El sermón de la montaña, inaugurado con el pórtico admirable de las Bienaventuranzas, no deja de suscitar nuestra reflexión. Escuchamos a Jesús que dice: “No he venido a abolir, sino a dar plenitud”

Leemos en el Catecismo (nn. 578-579):

Jesús, el Mesías de Israel, por lo tanto el más grande en el Reino de los cielos, se debía sujetar a la Ley cumpliéndola en su totalidad hasta en sus menores preceptos, según sus propias palabras. Incluso es el único en poderlo hacer perfectamente. Los judíos, según su propia confesión, jamás han podido cumplir la Ley en su totalidad, sin violar el menor de sus preceptos. Por eso, en cada fiesta anual de la Expiación, los hijos de Israel piden perdón a Dios por sus transgresiones de la Ley. En efecto, la Ley constituye un todo y, como recuerda Santiago, «quien observa toda la Ley, pero falta en un solo precepto, se hace reo de todos».

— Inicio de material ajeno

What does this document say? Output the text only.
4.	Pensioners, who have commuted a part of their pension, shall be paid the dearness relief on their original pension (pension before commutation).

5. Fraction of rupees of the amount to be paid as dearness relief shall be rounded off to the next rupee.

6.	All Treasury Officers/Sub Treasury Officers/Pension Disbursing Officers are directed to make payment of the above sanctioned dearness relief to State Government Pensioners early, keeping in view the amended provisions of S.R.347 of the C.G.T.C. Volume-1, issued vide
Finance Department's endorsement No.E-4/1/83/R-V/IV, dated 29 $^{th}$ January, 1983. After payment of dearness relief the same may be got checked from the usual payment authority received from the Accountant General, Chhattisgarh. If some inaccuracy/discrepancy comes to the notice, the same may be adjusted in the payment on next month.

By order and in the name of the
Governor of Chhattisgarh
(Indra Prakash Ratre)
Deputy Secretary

Este principio de integridad en la observancia de la Ley, no sólo en su letra sino también en su espíritu, era apreciado por los fariseos. Al subrayarlo para Israel, muchos judíos del tiempo de Jesús fueron conducidos a un celo religioso extremo, el cual, si no quería convertirse en una casuística «hipócrita» no podía más que preparar al pueblo a esta intervención inaudita de Dios que será la ejecución perfecta de la Ley por el único Justo en lugar de todos los pecadores.

Jesús es el Justo que, ofreciéndose a sí mismo en la Cruz, nos justifica. Además, por él, se nos comunica la vida divina. Somos hijos de Dios, quien no deja de ofrecernos su gracia para que podamos vivir según la medida de su amor.

Por eso la nueva ley, como señalan los autores, es el Espíritu Santo. Dios lo envía a nuestros corazones y, desde su amor podemos vivir según las enseñanzas de Jesús.

Si sólo miramos las exigencias de los diferentes preceptos podemos desanimarnos. Si miramos lo que Jesús ha hecho por nosotros y la inmensidad de su amor entonces, se abre ante nosotros un horizonte para vivir el bien en plenitud. No por nuestras fuerzas, sino por su gracia.